Lots of odds and sods getting sorted out, but not a lot that's worth a picture, until today when we had a couple of bits turn up.

First thing was a flanged spigot and collar from an air conditioning system. This we are going to fit into the cooling tank lid, so that we can fit a chimney to stop the cooling water sloshing out.

It took a while to nibble out and clean up a 200mm hole in the lid, but it fits OK. Drilled some holes for the spigot and then got some primer on both parts. The collar I have left at present.

The other item was a new fuel filter assembly. These are stupidly cheap these days, 15 plus postage for one with a glass water trap and drain. I needed some threaded connectors also, they will be here tomorrow, but in the meantime I got the filter bolted to the frame, ready for piping up.

Before we went to Nuenen, we had an issue with the battery terminals being in close proximity to the inside of the battery cover, and stuck some Paxolin strip inside the lip of the cover as a temporary fix.
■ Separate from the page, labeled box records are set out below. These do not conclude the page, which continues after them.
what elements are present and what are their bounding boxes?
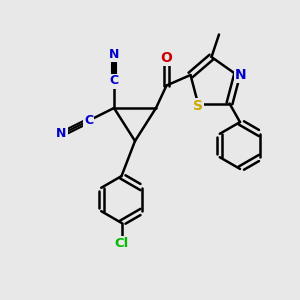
Text: C: C [84,113,93,127]
Text: N: N [235,68,246,82]
Text: Cl: Cl [114,237,129,250]
Text: N: N [56,127,67,140]
Text: N: N [109,47,119,61]
Text: S: S [193,100,203,113]
Text: C: C [110,74,118,88]
Text: O: O [160,51,172,65]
Now we have made up 2 pces of 1/8" Paxolin to go in there, and have bolted them in.



The meters are almost finished, got a picture of the revised meter after repainting, compared with the original:

Also have the mounting plate back from being powder coated, so couldn't resist putting the meters (duplicate set) in to check that they fitted OK:

Also got the pipe fittings for the fuel filter in the post Friday.


27/06/2010 Continued

Went up to the factory tonight to see about getting the meters calibrated/tested, mainly as they have not be in action for many years and we had them knocking around in a box (as you do)

I set up the 0-30V meter first, as this one needed a new series resistor to make it right. It was originally 0-25V and is now 0-30V.

The original series resistor is 107 ohms. and we added about 28 ohms extra to that to give us the right meter readings. After checking that it was in the ballpark, we got Philip's little power supply with variable voltage and current limit, and had a play.

The results were nicely surprising, the meter held its accuracy over the whole scale, certainly better than 1%, tested at 20V, 15V, 10V and 5V.

I took some pictures to show the comparisons, Philip's PSU meter was checked against our calibrated Fluke III and was within 0.01V, good enough!

Note that these are not moving-coil meters but moving iron, so the current taken to create the magnetic field is quite high, compared with a moving coil instrument. The lower scale on the power supply shows the current being drawn in Amps, 130mA for the 20V setting.

To change the value of the resistor, the whole movement has to be taken out to get inside to the connections. As we are adding resistance, we can do it simply by unsoldering a connection and inserting the extra resistance. Due to the relatively high current, the resistor has to be a wirewound type.

The 30A ammeter will need a new shunt coil making up, the original is copper/brass strip, wound around the former that the movement sits inside.